As China has emerged as a world manufacturing leader, it has also become a world leader in the consumption of fossil fuels, the production of pollution. Two recent reports suggest it's exhausting two key fuels -- coal and natural gas.
The report on natural gas comes in today's Asia Pulse, which reports that China will face a shortage of up to 60 billion cubic meters of natural gas by 2010 -- just three years from now. The shortage will grow to as much as 80 billion cubic meters by 2015, according to the deputy director of the Oilfield Gas Institute of the China Petroleum Planning and Engineering Institute. Just about a week ago, another report suggested China was leading Asia into a coal shortfall.

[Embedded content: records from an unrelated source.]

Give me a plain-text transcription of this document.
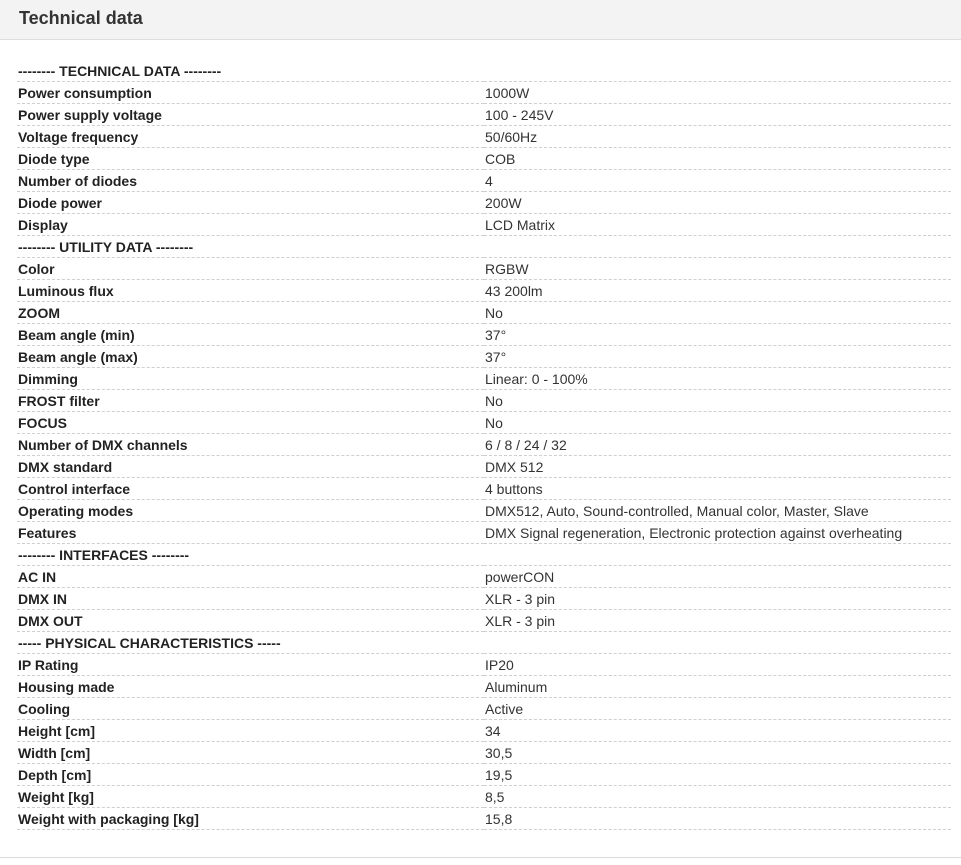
Technical data
-------- TECHNICAL DATA --------	
Power consumption	1000W
Power supply voltage	100 - 245V
Voltage frequency	50/60Hz
Diode type	COB
Number of diodes	4
Diode power	200W
Display	LCD Matrix
-------- UTILITY DATA --------	
Color	RGBW
Luminous flux	43 200lm
ZOOM	No
Beam angle (min)	37°
Beam angle (max)	37°
Dimming	Linear: 0 - 100%
FROST filter	No
FOCUS	No
Number of DMX channels	6 / 8 / 24 / 32
DMX standard	DMX 512
Control interface	4 buttons
Operating modes	DMX512, Auto, Sound-controlled, Manual color, Master, Slave
Features	DMX Signal regeneration, Electronic protection against overheating
-------- INTERFACES --------	
AC IN	powerCON
DMX IN	XLR - 3 pin
DMX OUT	XLR - 3 pin
----- PHYSICAL CHARACTERISTICS -----	
IP Rating	IP20
Housing made	Aluminum
Cooling	Active
Height [cm]	34
Width [cm]	30,5
Depth [cm]	19,5
Weight [kg]	8,5
Weight with packaging [kg]	15,8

The 25 million-ton surplus of coal will be erased, and replaced with a 103 million-ton deficit by 2020, according to a forecast of Asia-Pacific coal demand by UBS Investment Research Associates and written about in Business World. Asian economies will increasingly look to Africa to supply coal, according to the report. Reports like these should be a wake-up call that the world needs to invest in alternative energy research and development faster.
The rise of China and other fast-developing nations is an opportunity to lift billions of people out of poverty, and to re-orient the world stage in a globalized economy. But it can't come at the expense of the environment, which is increasingly showing signs of having given as much as it can without suffering greatly.